Food, fibre and whenua - Kai, kaka tupu me te whenua

He rākau morimori, e kore e taea te piki.
A tree without lower branches cannot be climbed – learn fully, don’t take shortcuts.

Informal training or modelling of work habits can also teach negative habits, such as shortcuts or poor practice habits – that’s why it is important to embed formal training into Standard Operating Instructions in a business

— Gemma Peyerl, HR Manager New Plymouth, Tegel Foods Ltd

The Food and Fibre sector is traditionally described as the backbone of our economy. It has grown into a sector responsible for a significant portion of Aotearoa New Zealand’s $50 billion in exports and is an area where kaitiakitanga (stewardship) is a key part of success. Our inclusion of ‘Whenua’ (‘Land’) in the Food and Fibre Sector importantly acknowledges the need for sustainability and protection of the land that provides for us.

Children planting at Marfell Community Garden.

The Food, Fibre & Whenua sector spans all 3 districts in our region. Whilst large-scale food product manufacturers can be predominantly found in the South Taranaki District, kaimahi (workers) will often travel from the other 2 districts for these opportunities. There are a range of initiatives and training being provided in our region for the Food, Fibre & Whenua sector. However, our engagements with regional stakeholders connected to the sector revealed some clear challenges. These included struggles with external preconceptions, a historical reliance on migrant workers, and a disconnect between traditional learning and mātauranga Māori practices. Further, taiohi (youth) and kaimahi often leave formal training lacking knowledge, skills and connections that would allow them to progress.

Significant challenges also surfaced for the Agriculture and Primary Processing industries specifically. For the Agriculture industry these challenges included:

  • The implementation of national policies around land use and management
  • The impact of technology
  • Changing workforce needs and skills required due to positive steps being taken to support kaitiakitanga practices
  • The number of sole traders and small business units making workforce training and development more difficult and a lower priority for many.

Comparatively, the Primary Processing industry has been impacted by COVID-19 related border closures increasing skills and labour shortages.
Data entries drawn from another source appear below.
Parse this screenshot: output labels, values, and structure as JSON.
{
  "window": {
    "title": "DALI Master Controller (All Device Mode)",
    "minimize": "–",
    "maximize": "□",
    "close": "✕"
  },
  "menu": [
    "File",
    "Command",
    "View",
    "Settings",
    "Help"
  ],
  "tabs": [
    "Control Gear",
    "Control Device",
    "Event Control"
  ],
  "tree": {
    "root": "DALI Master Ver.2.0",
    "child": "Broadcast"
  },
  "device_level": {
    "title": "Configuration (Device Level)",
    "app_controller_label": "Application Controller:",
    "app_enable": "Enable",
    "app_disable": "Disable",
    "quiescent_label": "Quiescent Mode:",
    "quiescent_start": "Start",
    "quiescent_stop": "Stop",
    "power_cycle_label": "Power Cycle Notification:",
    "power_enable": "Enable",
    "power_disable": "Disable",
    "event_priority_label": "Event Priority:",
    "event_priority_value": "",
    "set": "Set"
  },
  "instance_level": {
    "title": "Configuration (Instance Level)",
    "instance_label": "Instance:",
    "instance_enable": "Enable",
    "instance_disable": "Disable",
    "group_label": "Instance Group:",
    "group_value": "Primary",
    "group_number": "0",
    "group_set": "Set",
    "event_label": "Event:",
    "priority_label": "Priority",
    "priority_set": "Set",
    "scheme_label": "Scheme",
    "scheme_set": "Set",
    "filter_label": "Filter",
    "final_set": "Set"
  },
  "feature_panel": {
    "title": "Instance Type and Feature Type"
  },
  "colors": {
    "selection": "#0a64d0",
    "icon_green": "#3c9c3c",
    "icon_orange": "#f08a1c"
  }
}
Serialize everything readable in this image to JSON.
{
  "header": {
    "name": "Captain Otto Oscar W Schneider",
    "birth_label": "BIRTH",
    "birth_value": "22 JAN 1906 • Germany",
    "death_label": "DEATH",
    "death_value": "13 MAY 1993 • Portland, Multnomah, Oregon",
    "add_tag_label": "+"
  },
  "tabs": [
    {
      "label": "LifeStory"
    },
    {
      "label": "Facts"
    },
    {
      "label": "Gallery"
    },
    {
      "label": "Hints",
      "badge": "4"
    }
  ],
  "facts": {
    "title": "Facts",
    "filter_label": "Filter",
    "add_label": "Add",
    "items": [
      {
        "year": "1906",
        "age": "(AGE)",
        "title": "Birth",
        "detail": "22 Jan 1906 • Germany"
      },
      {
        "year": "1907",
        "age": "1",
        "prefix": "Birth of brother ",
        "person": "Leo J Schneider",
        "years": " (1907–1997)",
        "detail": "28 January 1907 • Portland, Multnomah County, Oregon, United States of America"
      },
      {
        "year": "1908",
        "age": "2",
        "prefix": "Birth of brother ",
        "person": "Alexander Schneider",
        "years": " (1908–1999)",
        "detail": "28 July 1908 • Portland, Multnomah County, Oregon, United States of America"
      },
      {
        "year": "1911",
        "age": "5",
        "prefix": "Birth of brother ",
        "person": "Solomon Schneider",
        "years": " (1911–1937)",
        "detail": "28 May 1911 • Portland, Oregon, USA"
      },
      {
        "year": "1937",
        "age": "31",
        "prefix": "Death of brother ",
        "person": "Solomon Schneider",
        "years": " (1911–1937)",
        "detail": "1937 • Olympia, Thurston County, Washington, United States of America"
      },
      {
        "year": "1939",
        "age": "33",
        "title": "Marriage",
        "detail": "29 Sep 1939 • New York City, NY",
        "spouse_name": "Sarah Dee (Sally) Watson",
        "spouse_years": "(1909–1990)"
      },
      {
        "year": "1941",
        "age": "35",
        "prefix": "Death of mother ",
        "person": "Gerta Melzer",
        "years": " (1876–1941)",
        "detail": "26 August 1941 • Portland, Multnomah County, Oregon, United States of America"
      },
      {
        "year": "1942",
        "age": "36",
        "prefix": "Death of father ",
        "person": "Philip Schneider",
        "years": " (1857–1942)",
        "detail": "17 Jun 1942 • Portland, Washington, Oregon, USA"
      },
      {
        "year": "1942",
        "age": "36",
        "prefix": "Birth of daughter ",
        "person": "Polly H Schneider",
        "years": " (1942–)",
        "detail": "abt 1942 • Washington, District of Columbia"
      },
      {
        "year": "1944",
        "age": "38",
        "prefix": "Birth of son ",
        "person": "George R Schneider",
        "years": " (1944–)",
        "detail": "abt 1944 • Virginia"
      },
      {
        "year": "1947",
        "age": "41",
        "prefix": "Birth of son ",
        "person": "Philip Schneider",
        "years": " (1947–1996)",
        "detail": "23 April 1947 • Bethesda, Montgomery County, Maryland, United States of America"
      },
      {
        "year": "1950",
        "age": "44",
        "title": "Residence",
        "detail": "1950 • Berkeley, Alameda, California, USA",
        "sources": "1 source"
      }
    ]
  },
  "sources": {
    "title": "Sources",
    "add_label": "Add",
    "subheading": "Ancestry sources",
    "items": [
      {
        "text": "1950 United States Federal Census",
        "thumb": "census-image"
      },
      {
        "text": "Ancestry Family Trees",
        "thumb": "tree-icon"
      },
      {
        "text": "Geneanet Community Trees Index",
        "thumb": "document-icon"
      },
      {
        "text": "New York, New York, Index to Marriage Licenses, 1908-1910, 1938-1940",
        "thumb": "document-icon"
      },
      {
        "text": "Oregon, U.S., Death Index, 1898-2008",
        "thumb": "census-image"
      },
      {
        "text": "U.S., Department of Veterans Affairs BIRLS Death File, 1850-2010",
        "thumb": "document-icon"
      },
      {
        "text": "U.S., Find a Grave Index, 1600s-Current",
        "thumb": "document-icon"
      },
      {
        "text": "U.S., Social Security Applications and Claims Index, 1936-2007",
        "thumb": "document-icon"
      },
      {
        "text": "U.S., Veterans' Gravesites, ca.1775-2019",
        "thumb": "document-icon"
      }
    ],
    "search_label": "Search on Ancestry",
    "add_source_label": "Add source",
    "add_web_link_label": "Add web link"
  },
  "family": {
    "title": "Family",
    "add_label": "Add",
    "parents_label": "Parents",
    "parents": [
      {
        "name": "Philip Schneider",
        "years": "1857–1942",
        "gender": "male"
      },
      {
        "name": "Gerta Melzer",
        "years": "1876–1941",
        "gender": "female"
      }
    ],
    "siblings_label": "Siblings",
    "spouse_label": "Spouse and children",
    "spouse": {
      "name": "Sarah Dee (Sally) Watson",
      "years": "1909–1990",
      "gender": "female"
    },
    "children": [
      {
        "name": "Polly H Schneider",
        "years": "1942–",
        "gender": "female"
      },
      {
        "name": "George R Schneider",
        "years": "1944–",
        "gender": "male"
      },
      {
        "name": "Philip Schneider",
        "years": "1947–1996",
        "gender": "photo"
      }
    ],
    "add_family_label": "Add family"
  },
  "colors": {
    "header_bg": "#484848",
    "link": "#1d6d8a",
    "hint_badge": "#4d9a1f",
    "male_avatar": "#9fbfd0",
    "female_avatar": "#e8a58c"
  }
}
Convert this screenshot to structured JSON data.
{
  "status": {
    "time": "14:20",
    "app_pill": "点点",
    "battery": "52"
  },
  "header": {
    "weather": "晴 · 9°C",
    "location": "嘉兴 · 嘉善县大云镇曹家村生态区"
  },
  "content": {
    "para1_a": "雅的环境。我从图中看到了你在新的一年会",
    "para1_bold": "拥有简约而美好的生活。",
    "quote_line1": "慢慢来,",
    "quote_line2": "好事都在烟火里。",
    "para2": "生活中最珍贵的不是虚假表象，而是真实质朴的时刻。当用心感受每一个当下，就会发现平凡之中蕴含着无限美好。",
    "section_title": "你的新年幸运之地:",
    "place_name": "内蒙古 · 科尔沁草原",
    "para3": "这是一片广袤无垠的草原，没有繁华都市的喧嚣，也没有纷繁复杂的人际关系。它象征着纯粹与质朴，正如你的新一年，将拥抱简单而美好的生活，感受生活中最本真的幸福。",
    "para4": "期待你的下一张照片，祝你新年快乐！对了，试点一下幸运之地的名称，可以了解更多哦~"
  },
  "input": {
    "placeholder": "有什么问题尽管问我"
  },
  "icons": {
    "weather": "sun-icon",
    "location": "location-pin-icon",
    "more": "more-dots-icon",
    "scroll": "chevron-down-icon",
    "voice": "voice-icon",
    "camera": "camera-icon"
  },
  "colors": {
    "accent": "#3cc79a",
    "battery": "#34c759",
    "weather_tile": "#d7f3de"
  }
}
The industry also struggles with a lack of opportunity awareness amongst educators, whānau (family) and other influencers connected to taiohi (youth); they are unable to relay the multitude of benefits available to those working within the sector. This is being addressed by initiatives such as Taranaki Educators and Enterprises, however, the need for people with industry experience to be educating our taiohi remains.

We recognise all the current challenges within the Food, Fibre & Whenua sector. To address these concerns beyond our current Action Points, we are committed to continuing conversations with training providers, Workforce Development Councils, and industry representatives such as Taranaki Catchment Communities.